Timeline and details
- In accordance with Regulation (EC) No 1925/2006, the EC may, on its own initiative, take a decision to include a substance, other than a vitamin or mineral, or an ingredient containing such substance in Annex III to that Regulation, listing the substances whose use in foods is prohibited, restricted or under Union scrutiny, if that substance is associated with a potential risk to consumers as provided for in Article 8(1) of that Regulation.
- On Dec 4, 2009, the European Food Safety Authority (EFSA) adopted a scientific opinion concluding that the intake of trans fats should be as low as possible within the context of a nutritionally adequate diet.
- On Dec 3, 2015, the EC adopted a report on trans fats in foods and in the overall diet of the Union population. The report recalled that coronary heart disease is the leading cause of death in the Union and a high intake of trans fats seriously increases the risk of heart disease, more than any other nutrient on a per calorie basis.
- The report concluded that establishing a legal limit for industrial trans fats in food appears to be the most effective measure in terms of public health, consumer protection and compatibility with the internal market.
- On April 30, 2018, the EC asked the EFSA to compile the outcomes of scientific advice already provided by the EFSA on the health effects of trans fats, in particular on nutrition and health claims, dietary reference values and food additives; and to inform the EC on how such scientific advice relates to current goals and recommendations on the intake of trans fats to maintain health.
- On June 19, 2018, the EFSA provided its conclusion in the form of scientific and technical assistance. It concluded, based on review of available scientific evidence, that according to the latest national and international recommendations, dietary intake of trans fats should be as low as possible.
- On May 15, 2018, the World Health Organisation called for the elimination of industrially-produced trans fats from the global food supply.

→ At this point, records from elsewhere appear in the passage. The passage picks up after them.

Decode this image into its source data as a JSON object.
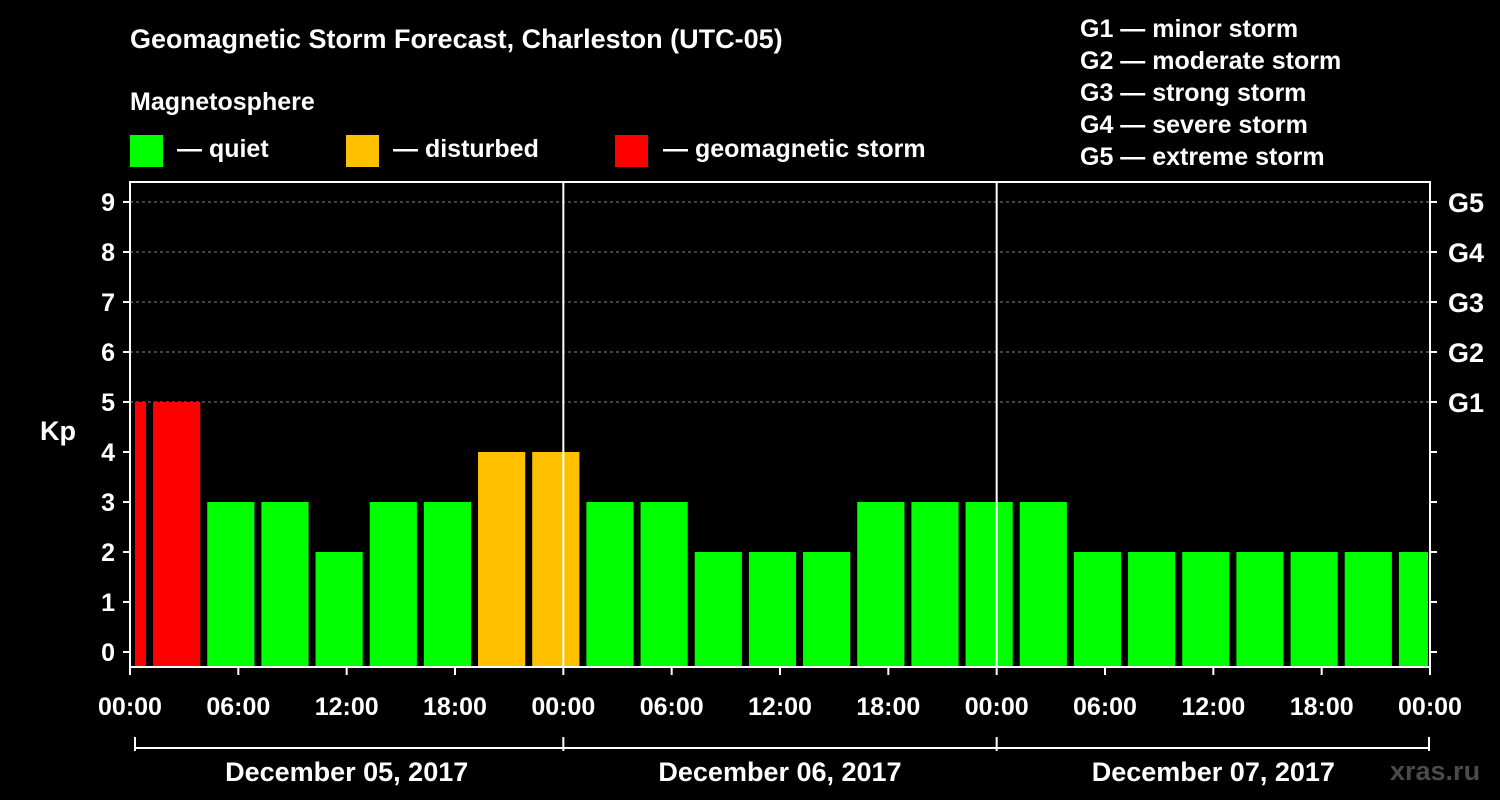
{
  "chart_data": {
    "type": "bar",
    "title": "Geomagnetic Storm Forecast, Charleston (UTC-05)",
    "legend_title": "Magnetosphere",
    "legend": [
      {
        "label": "— quiet",
        "color": "#00ff00"
      },
      {
        "label": "— disturbed",
        "color": "#ffc000"
      },
      {
        "label": "— geomagnetic storm",
        "color": "#ff0000"
      }
    ],
    "storm_scale": [
      "G1 — minor storm",
      "G2 — moderate storm",
      "G3 — strong storm",
      "G4 — severe storm",
      "G5 — extreme storm"
    ],
    "ylabel": "Kp",
    "ylim": [
      0,
      9
    ],
    "yticks": [
      "0",
      "1",
      "2",
      "3",
      "4",
      "5",
      "6",
      "7",
      "8",
      "9"
    ],
    "right_ticks": [
      {
        "kp": 5,
        "label": "G1"
      },
      {
        "kp": 6,
        "label": "G2"
      },
      {
        "kp": 7,
        "label": "G3"
      },
      {
        "kp": 8,
        "label": "G4"
      },
      {
        "kp": 9,
        "label": "G5"
      }
    ],
    "xticks": [
      "00:00",
      "06:00",
      "12:00",
      "18:00",
      "00:00",
      "06:00",
      "12:00",
      "18:00",
      "00:00",
      "06:00",
      "12:00",
      "18:00",
      "00:00"
    ],
    "dates": [
      "December 05, 2017",
      "December 06, 2017",
      "December 07, 2017"
    ],
    "bars": [
      {
        "start": "2017-12-05 00:00",
        "end": "2017-12-05 01:00",
        "kp": 5
      },
      {
        "start": "2017-12-05 01:00",
        "end": "2017-12-05 04:00",
        "kp": 5
      },
      {
        "start": "2017-12-05 04:00",
        "end": "2017-12-05 07:00",
        "kp": 3
      },
      {
        "start": "2017-12-05 07:00",
        "end": "2017-12-05 10:00",
        "kp": 3
      },
      {
        "start": "2017-12-05 10:00",
        "end": "2017-12-05 13:00",
        "kp": 2
      },
      {
        "start": "2017-12-05 13:00",
        "end": "2017-12-05 16:00",
        "kp": 3
      },
      {
        "start": "2017-12-05 16:00",
        "end": "2017-12-05 19:00",
        "kp": 3
      },
      {
        "start": "2017-12-05 19:00",
        "end": "2017-12-05 22:00",
        "kp": 4
      },
      {
        "start": "2017-12-05 22:00",
        "end": "2017-12-06 01:00",
        "kp": 4
      },
      {
        "start": "2017-12-06 01:00",
        "end": "2017-12-06 04:00",
        "kp": 3
      },
      {
        "start": "2017-12-06 04:00",
        "end": "2017-12-06 07:00",
        "kp": 3
      },
      {
        "start": "2017-12-06 07:00",
        "end": "2017-12-06 10:00",
        "kp": 2
      },
      {
        "start": "2017-12-06 10:00",
        "end": "2017-12-06 13:00",
        "kp": 2
      },
      {
        "start": "2017-12-06 13:00",
        "end": "2017-12-06 16:00",
        "kp": 2
      },
      {
        "start": "2017-12-06 16:00",
        "end": "2017-12-06 19:00",
        "kp": 3
      },
      {
        "start": "2017-12-06 19:00",
        "end": "2017-12-06 22:00",
        "kp": 3
      },
      {
        "start": "2017-12-06 22:00",
        "end": "2017-12-07 01:00",
        "kp": 3
      },
      {
        "start": "2017-12-07 01:00",
        "end": "2017-12-07 04:00",
        "kp": 3
      },
      {
        "start": "2017-12-07 04:00",
        "end": "2017-12-07 07:00",
        "kp": 2
      },
      {
        "start": "2017-12-07 07:00",
        "end": "2017-12-07 10:00",
        "kp": 2
      },
      {
        "start": "2017-12-07 10:00",
        "end": "2017-12-07 13:00",
        "kp": 2
      },
      {
        "start": "2017-12-07 13:00",
        "end": "2017-12-07 16:00",
        "kp": 2
      },
      {
        "start": "2017-12-07 16:00",
        "end": "2017-12-07 19:00",
        "kp": 2
      },
      {
        "start": "2017-12-07 19:00",
        "end": "2017-12-07 22:00",
        "kp": 2
      },
      {
        "start": "2017-12-07 22:00",
        "end": "2017-12-08 00:00",
        "kp": 2
      }
    ],
    "colors": {
      "quiet": "#00ff00",
      "disturbed": "#ffc000",
      "storm": "#ff0000"
    },
    "grid": "dashed horizontal at each Kp level from 5 to 9",
    "watermark": "xras.ru"
  }
}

- Trans fats are a substance other than vitamins and minerals for which harmful effects on health have been identified. The substance should therefore be placed in Part B of Annex III to Regulation (EC) No 1925/2006 and its addition to foods or its use in the manufacture of foods should only be allowed under the conditions specified in that Annex, in view of the current state of scientific and technical knowledge.
- Regulation (EC) No 1925/2006 should therefore be amended accordingly.
- The definitions of ‘fat’ and of ‘trans fats’ set out in Annex I to Regulation (EC) No 1169/2011 of Oct 25, 2011 of the European Parliament and of the Council should apply to the relevant terms in Part B of Annex III to Regulation (EC) No 1925/2006.
- In order to enable food business operators to adapt to the new requirements which will result from this Regulation, appropriate transitional measures should be adopted.
- The measures provided for in this Regulation are in accordance with the opinion of the Standing Committee on Plants, Animals, Food and Feed.
The following conditions shall apply:
- The content of trans fats, other than trans fats naturally occurring in animal fat, in food which is intended for the final consumer, shall not exceed 2g per 100g of fat.
- The definitions of ‘fat’ and of ‘trans fats’ set out respectively in points (2) and (4) of Annex I to Regulation (EC) No 1169/ 2011 shall apply.
– This Regulation shall enter into force on the 20th day following that of its publication in the Official Journal of the European Union.
– Food which does not comply with this Regulation may continue to be placed on the market until April 1, 2021.
– This Regulation shall be binding in its entirety and directly applicable in all member-states.
This edited article combines information from the EC website (https://ec.europa.eu) and the Draft Regulation. The Draft has not been adopted or endorsed by the EC. Any views expressed are the preliminary views of the Commission services and may not in any circumstances be regarded as stating an official position of the EC.